Lo slogan giusto è «vaccinarsi protegge te stesso, ma non gli altri da te». Quindi è un atto di amore egoistico, non altruistico e buonista. La protezione è provata da tutti gli studi anche se inferiore a quanto previsto per la versione base del virus (dalla Delta il vaccino protegge un po’ meno), ma è assai incerta la durata di quello scudo personale che evita ai più ospedalizzazioni e terapie intensive (che pure esistono anche per i vaccinati). È probabile che fra il sesto e il nono mese (tanto dura il nostro green pass) anche quella protezione verso se stessi si attenui e man mano si riduca a quote percentuali assai basse. Il green pass vaccinale in queste condizioni rischia quindi di essere il principale pericolo per la salute pubblica, offrendo illusioni invece che protezioni.
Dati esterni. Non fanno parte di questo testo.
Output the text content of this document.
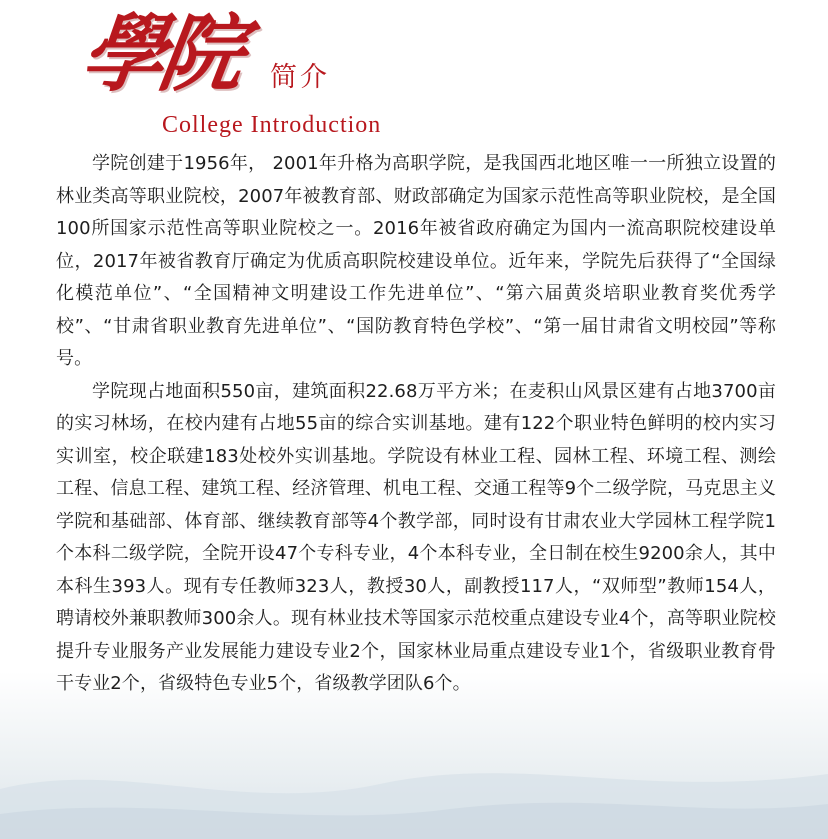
學院 简介
College Introduction

学院创建于1956年， 2001年升格为高职学院，是我国西北地区唯一一所独立设置的林业类高等职业院校，2007年被教育部、财政部确定为国家示范性高等职业院校，是全国100所国家示范性高等职业院校之一。2016年被省政府确定为国内一流高职院校建设单位，2017年被省教育厅确定为优质高职院校建设单位。近年来，学院先后获得了“全国绿化模范单位”、“全国精神文明建设工作先进单位”、“第六届黄炎培职业教育奖优秀学校”、“甘肃省职业教育先进单位”、“国防教育特色学校”、“第一届甘肃省文明校园”等称号。

学院现占地面积550亩，建筑面积22.68万平方米；在麦积山风景区建有占地3700亩的实习林场，在校内建有占地55亩的综合实训基地。建有122个职业特色鲜明的校内实习实训室，校企联建183处校外实训基地。学院设有林业工程、园林工程、环境工程、测绘工程、信息工程、建筑工程、经济管理、机电工程、交通工程等9个二级学院，马克思主义学院和基础部、体育部、继续教育部等4个教学部，同时设有甘肃农业大学园林工程学院1个本科二级学院，全院开设47个专科专业，4个本科专业，全日制在校生9200余人，其中本科生393人。现有专任教师323人，教授30人，副教授117人，“双师型”教师154人，聘请校外兼职教师300余人。现有林业技术等国家示范校重点建设专业4个，高等职业院校提升专业服务产业发展能力建设专业2个，国家林业局重点建设专业1个，省级职业教育骨干专业2个，省级特色专业5个，省级教学团队6个。
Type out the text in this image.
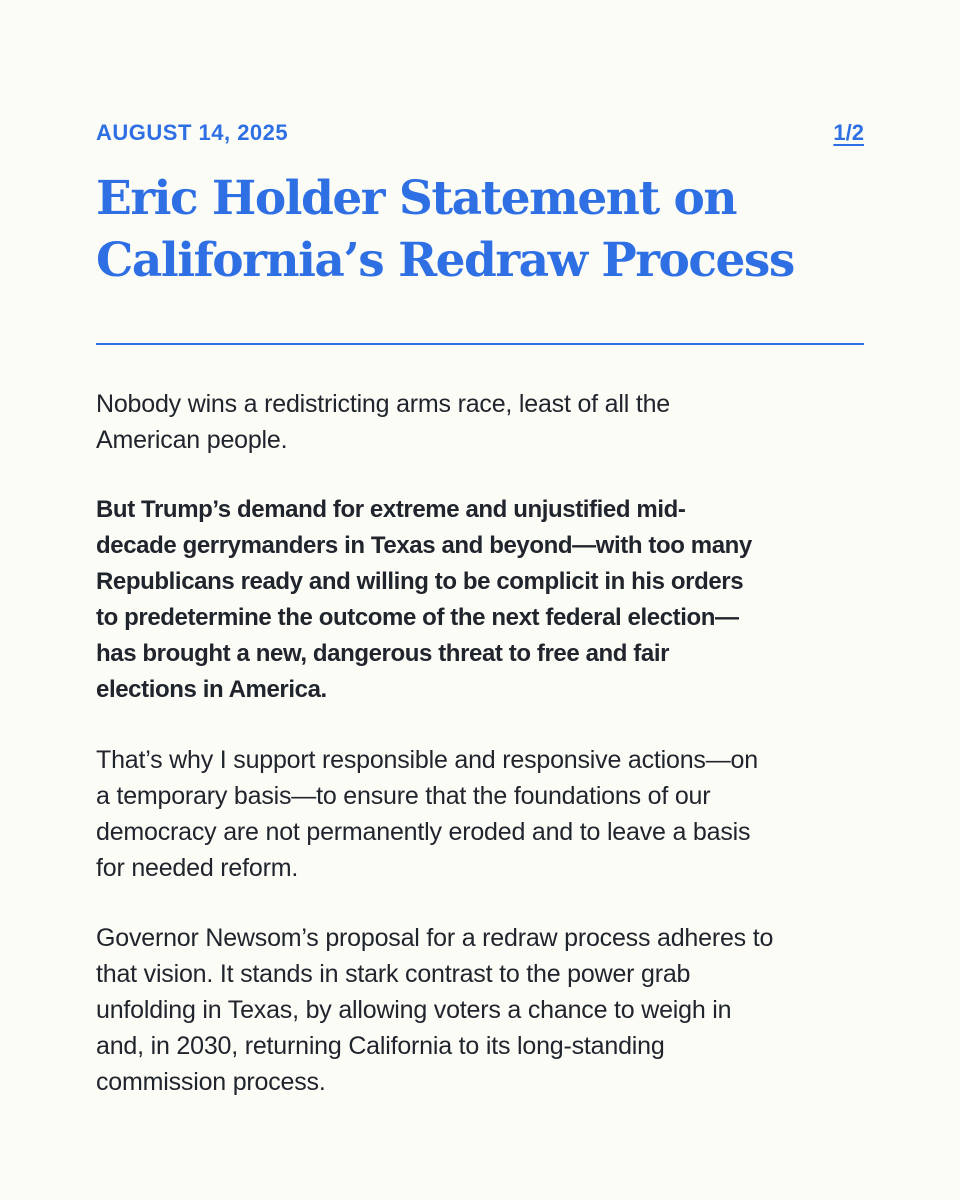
AUGUST 14, 2025	1/2
Eric Holder Statement on
California’s Redraw Process

Nobody wins a redistricting arms race, least of all the
American people.

But Trump’s demand for extreme and unjustified mid-
decade gerrymanders in Texas and beyond—with too many
Republicans ready and willing to be complicit in his orders
to predetermine the outcome of the next federal election—
has brought a new, dangerous threat to free and fair
elections in America.

That’s why I support responsible and responsive actions—on
a temporary basis—to ensure that the foundations of our
democracy are not permanently eroded and to leave a basis
for needed reform.

Governor Newsom’s proposal for a redraw process adheres to
that vision. It stands in stark contrast to the power grab
unfolding in Texas, by allowing voters a chance to weigh in
and, in 2030, returning California to its long-standing
commission process.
Se questa è la sola ricetta per riaprire la scuola, siamo fritti: si rivelerà un green pass a rotelle, mettendo ancora una volta questo autunno tutti nei guai. Che passi in avanti si sono fatti invece sulle sole cose ragionevoli, e cioè classi molto ridotte, spazi larghi nelle aule, sistemi di areazione importanti con filtri e ricambio d’aria? L’impressione fin qui è che non ne sia stato fatto nemmeno uno. E che la storia non abbia insegnato nulla a nessuno.